The move to ban a total of 59 Chinese apps comes as tensions between India and China escalate after violent border clashes.

India has banned video-sharing social network TikTok and messaging platform WeChat along with 57 other Chinese developed apps over national security and privacy concerns, as tensions between the two countries continue to rise.

On Monday, India's Ministry of Information Technology blocked 59 China-made apps because they were "engaged in activities which is prejudicial to sovereignty and integrity of India, defence of India, security of state and public order."

The move comes as tensions between India and China escalate after a dispute earlier this month on the Himalayan border turned deadly and left 20 Indian soldiers dead. A wave of anti-China sentiment has swept across India in the wake of the border skirmishes, including growing calls for a boycott of Chinese goods.

The ban will come as a major blow to TikTok, which reportedly has 200 million monthly users in India, as well as to top Indian content creators such as Nisha Guragain, Arishfa Khan and Jannat Zubair who have followings of more than 20 million respectively on the social network. India is also responsible for 30 percent of TikTok's global downloads of 2 billion.

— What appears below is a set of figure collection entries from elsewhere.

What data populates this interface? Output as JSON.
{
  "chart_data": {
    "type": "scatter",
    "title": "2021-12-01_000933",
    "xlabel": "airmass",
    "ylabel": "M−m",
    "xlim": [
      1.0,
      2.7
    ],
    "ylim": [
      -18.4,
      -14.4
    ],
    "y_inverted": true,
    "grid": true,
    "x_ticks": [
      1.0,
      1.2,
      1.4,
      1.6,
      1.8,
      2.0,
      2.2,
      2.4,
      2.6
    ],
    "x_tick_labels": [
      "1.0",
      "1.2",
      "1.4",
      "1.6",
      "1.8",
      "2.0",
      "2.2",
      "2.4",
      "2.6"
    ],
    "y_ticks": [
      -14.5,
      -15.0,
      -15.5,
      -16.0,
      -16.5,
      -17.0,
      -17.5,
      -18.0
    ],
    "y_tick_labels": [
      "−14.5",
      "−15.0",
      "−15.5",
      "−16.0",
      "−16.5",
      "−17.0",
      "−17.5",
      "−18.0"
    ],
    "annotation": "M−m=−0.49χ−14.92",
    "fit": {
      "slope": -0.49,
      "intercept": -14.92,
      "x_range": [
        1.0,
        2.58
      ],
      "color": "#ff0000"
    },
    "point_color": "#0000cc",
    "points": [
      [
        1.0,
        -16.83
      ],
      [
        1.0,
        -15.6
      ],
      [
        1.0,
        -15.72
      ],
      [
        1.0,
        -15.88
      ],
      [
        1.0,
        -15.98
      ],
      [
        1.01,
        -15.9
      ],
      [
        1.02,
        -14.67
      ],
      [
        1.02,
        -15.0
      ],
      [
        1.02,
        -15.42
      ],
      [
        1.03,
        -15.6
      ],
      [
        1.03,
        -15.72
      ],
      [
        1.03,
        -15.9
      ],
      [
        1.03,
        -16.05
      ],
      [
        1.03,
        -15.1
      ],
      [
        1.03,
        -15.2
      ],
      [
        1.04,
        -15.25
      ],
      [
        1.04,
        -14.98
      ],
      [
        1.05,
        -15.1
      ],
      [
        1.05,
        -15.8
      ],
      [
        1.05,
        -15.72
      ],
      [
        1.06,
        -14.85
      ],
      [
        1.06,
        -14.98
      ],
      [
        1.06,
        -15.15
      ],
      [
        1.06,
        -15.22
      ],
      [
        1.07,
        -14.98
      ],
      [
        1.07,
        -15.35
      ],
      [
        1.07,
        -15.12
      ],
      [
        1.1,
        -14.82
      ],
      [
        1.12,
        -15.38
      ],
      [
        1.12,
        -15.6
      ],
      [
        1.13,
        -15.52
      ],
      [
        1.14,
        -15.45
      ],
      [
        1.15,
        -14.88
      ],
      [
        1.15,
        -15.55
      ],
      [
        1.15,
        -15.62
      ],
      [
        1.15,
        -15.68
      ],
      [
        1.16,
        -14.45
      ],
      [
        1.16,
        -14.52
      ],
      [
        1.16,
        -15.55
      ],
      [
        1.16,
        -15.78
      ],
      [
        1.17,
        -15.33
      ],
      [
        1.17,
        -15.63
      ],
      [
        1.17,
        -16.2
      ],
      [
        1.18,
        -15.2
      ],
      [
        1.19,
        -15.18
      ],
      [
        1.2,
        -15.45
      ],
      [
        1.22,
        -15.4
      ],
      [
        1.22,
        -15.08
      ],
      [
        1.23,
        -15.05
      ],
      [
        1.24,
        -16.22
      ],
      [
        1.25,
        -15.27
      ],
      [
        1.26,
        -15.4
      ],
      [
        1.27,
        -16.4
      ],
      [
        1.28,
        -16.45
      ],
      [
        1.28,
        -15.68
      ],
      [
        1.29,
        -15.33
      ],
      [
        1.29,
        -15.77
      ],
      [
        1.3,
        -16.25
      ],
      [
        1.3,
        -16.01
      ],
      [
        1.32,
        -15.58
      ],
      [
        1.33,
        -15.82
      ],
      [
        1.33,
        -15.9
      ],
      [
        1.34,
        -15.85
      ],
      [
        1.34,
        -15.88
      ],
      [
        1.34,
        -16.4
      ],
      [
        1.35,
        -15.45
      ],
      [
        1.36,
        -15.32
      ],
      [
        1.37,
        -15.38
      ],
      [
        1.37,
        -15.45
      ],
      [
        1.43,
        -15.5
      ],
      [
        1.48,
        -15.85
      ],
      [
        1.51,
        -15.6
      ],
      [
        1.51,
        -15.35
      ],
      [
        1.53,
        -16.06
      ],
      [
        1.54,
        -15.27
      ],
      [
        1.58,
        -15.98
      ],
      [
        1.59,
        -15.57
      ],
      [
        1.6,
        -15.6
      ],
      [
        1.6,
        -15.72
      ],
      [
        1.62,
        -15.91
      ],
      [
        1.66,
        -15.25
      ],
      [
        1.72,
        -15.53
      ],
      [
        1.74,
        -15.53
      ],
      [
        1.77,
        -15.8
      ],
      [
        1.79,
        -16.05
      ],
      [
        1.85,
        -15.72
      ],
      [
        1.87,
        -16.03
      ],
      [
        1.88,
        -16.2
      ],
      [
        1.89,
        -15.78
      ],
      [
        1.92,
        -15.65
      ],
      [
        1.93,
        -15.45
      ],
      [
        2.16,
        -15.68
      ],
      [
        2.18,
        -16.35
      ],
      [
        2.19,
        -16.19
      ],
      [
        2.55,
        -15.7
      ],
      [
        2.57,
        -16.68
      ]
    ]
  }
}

In a statement posted to Twitter, TikTok India chief Nikhil Gandhi said, "The government of India has issued an interim order for the blocking of 59 apps, including TikTok and we are in the process of complying with it. We have been invited to meet with concerned government stakeholders for an opportunity to respond and submit clarifications. TikTok continues to comply with all data privacy and security requirements under Indian law and have not shared any information of our users in India with any foreign government, including the Chinese Government. Further, if we are requested to in the future, we could not do so. We place the highest importance on user privacy and integrity.”

"TikTok has democratized the internet by making it available in 14 Indian languages, with hundreds of millions of users, artists, story-tellers, educators and performers depending on it for their livelihood, many of whom are first-time internet users," the statement added.

As well as Bytedance's TikTok and Tencent-owned WeChat, the banned list of apps includes the popular mobile game Clash of Kings, social media app Weibo, Baidu Maps and Baidu Translate, Alibaba Group’s apps UC Browser and UC News and Tencent's QQ suite of apps.